(HASSELT, BELGIUM — April 27, 2023 — TrendMiner Release via EINPresswire.com) —TrendMiner, a Software AG company, is introducing the “Digital Twin Manager” in its latest 2023.R1 release. With the Digital Twin Manager, industrial companies can create the foundation for making a digital process twin. TrendMiner allows engineers to analyze historical process and asset data as well as create (predictive) machine learning models. This offers deeper insight into operational performance, which enables operational experts to create better production dashboards and achieve predictive maintenance efforts on a higher level.
The latest release also includes plug-and-play integration with market-leading cloud-data sources from Amazon and Microsoft.
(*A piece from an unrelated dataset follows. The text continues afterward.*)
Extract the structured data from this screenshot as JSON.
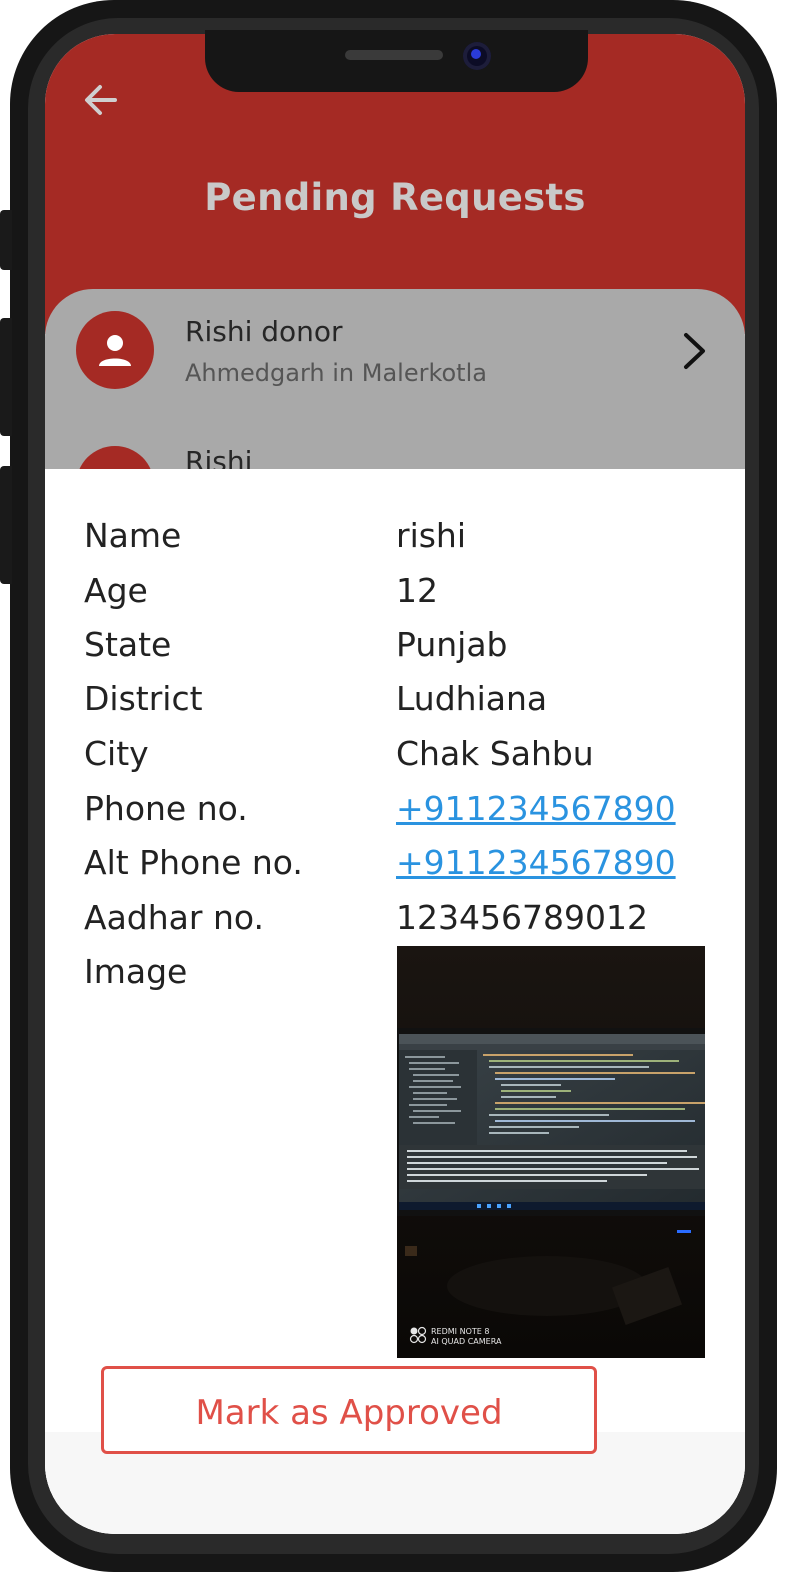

Among the list of new capabilities and enhancements is a new search refinement that helps TrendMiner 2023.R1 users accelerate insights from time-series data.
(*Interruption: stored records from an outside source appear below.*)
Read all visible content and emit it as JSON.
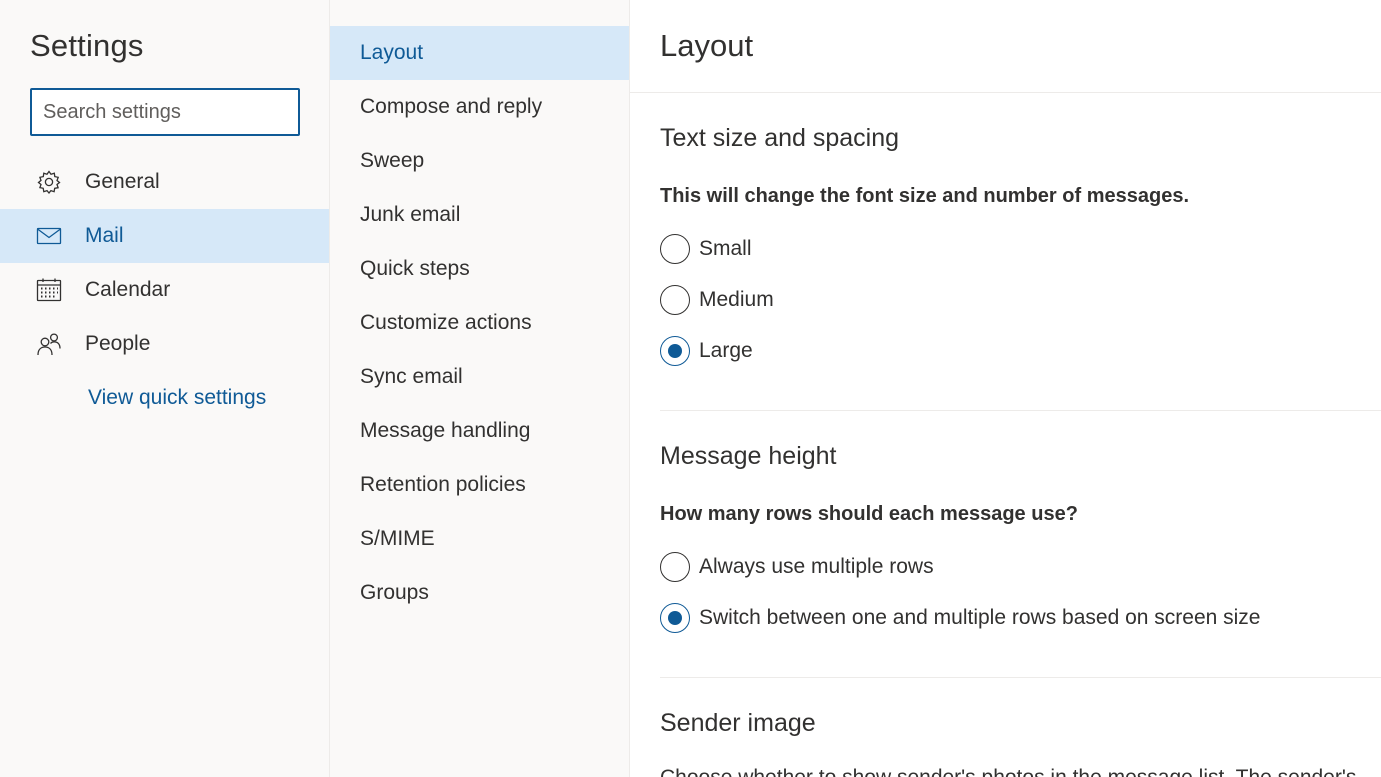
{
  "nav": {
    "title": "Settings",
    "search_placeholder": "Search settings",
    "items": [
      {
        "label": "General",
        "icon": "gear-icon",
        "selected": false
      },
      {
        "label": "Mail",
        "icon": "mail-icon",
        "selected": true
      },
      {
        "label": "Calendar",
        "icon": "calendar-icon",
        "selected": false
      },
      {
        "label": "People",
        "icon": "people-icon",
        "selected": false
      }
    ],
    "quick_settings_link": "View quick settings"
  },
  "subnav": {
    "items": [
      {
        "label": "Layout",
        "selected": true
      },
      {
        "label": "Compose and reply",
        "selected": false
      },
      {
        "label": "Sweep",
        "selected": false
      },
      {
        "label": "Junk email",
        "selected": false
      },
      {
        "label": "Quick steps",
        "selected": false
      },
      {
        "label": "Customize actions",
        "selected": false
      },
      {
        "label": "Sync email",
        "selected": false
      },
      {
        "label": "Message handling",
        "selected": false
      },
      {
        "label": "Retention policies",
        "selected": false
      },
      {
        "label": "S/MIME",
        "selected": false
      },
      {
        "label": "Groups",
        "selected": false
      }
    ]
  },
  "content": {
    "title": "Layout",
    "text_size": {
      "title": "Text size and spacing",
      "description": "This will change the font size and number of messages.",
      "options": [
        {
          "label": "Small",
          "checked": false
        },
        {
          "label": "Medium",
          "checked": false
        },
        {
          "label": "Large",
          "checked": true
        }
      ]
    },
    "message_height": {
      "title": "Message height",
      "description": "How many rows should each message use?",
      "options": [
        {
          "label": "Always use multiple rows",
          "checked": false
        },
        {
          "label": "Switch between one and multiple rows based on screen size",
          "checked": true
        }
      ]
    },
    "sender_image": {
      "title": "Sender image",
      "description_partial": "Choose whether to show sender's photos in the message list. The sender's"
    }
  },
  "colors": {
    "accent": "#0f5a96",
    "selected_bg": "#d6e8f8",
    "pane_bg": "#faf9f8",
    "divider": "#edebe9"
  }
}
Production lines in the process manufacturing industry are complex systems with many assets and sensors. Creating a process twin helps engineers identify assets and their parameters quickly. With TrendMiner’s “Digital Twin Manager,” users can build asset hierarchies using a wizard-style drag-and-drop feature inside the new Digital Twin Manager. Not only can they structure tags from enterprise historian or cloud data sources, but they also can attach tags or other information, such as dashboards or knowledgebase links. This includes machine learning models built in TrendMiner’s MLHub, or from a formula or aggregations made with Tag Builder. The new center also hosts previously existing functions to manage asset permissions or specific asset types.
TrendMiner now has three new plug-and-play connectors with market leading cloud-data sources: AWS IoT SiteWise, Amazon Timestream, and Microsoft Azure Data Explorer. In addition to time-series data, IoT SiteWise also supports asset data and contextual data. Both IoT SiteWise and Timestream are compliant with the Health Insurance Portability and Accountability Act (HIPPA) in the U.S.
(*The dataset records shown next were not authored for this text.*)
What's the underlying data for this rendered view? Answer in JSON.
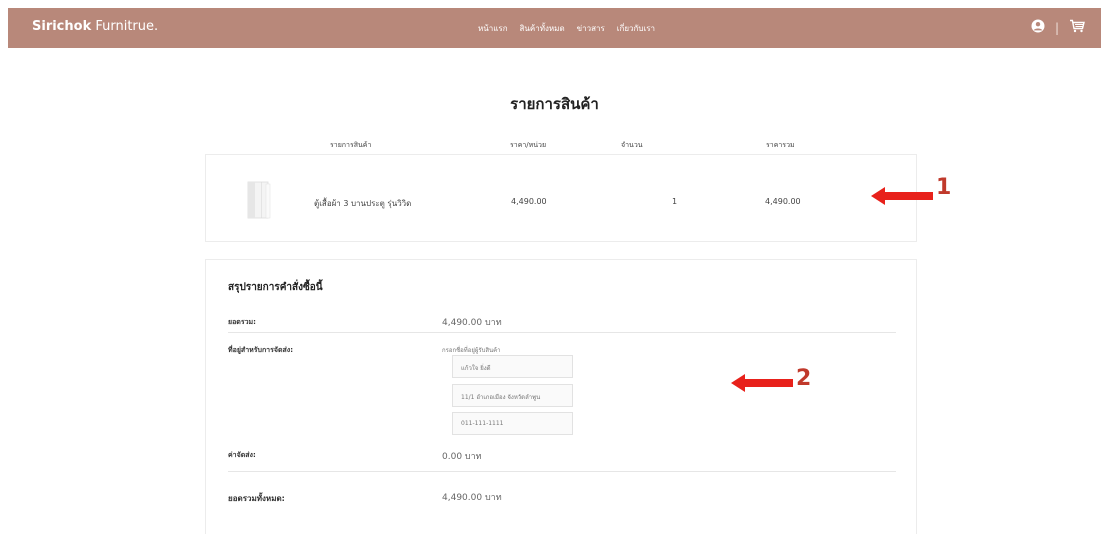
{
  "header": {
    "brand_bold": "Sirichok",
    "brand_rest": " Furnitrue.",
    "nav": [
      "หน้าแรก",
      "สินค้าทั้งหมด",
      "ข่าวสาร",
      "เกี่ยวกับเรา"
    ],
    "separator": "|",
    "icons": [
      "user-icon",
      "cart-icon"
    ],
    "bg_color": "#b8887a"
  },
  "page_title": "รายการสินค้า",
  "table": {
    "headers": [
      "รายการสินค้า",
      "ราคา/หน่วย",
      "จำนวน",
      "ราคารวม"
    ],
    "rows": [
      {
        "name": "ตู้เสื้อผ้า 3 บานประตู รุ่นวิวิด",
        "unit_price": "4,490.00",
        "qty": "1",
        "total": "4,490.00",
        "icon": "wardrobe-image"
      }
    ]
  },
  "summary": {
    "title": "สรุปรายการคำสั่งซื้อนี้",
    "subtotal_label": "ยอดรวม:",
    "subtotal_value": "4,490.00 บาท",
    "address_label": "ที่อยู่สำหรับการจัดส่ง:",
    "address_caption": "กรอกชื่อที่อยู่ผู้รับสินค้า",
    "address_name": "แก้วใจ ยิ่งดี",
    "address_line": "11/1 อำเภอเมือง จังหวัดลำพูน",
    "address_phone": "011-111-1111",
    "shipping_label": "ค่าจัดส่ง:",
    "shipping_value": "0.00 บาท",
    "grand_total_label": "ยอดรวมทั้งหมด:",
    "grand_total_value": "4,490.00 บาท"
  },
  "annotations": [
    {
      "number": "1",
      "color": "#c0392b"
    },
    {
      "number": "2",
      "color": "#c0392b"
    }
  ]
}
Operators who are analyzing process events, such as batches, campaigns, defects, downtimes, etc., desire insights with the largest possible dimensionality to understand the behavior of the process or equipment during those events. The new search result refinement feature allows users to identify outliers more easily in process behavior by offering visualizations of the distribution of durations, calculations, and other summary metrics via histograms. Furthermore, the user can interact with the histograms to select a subset of interesting events with respect to one or more summary metrics and subsequently explore the relation with other dimensions as the histograms dynamically update.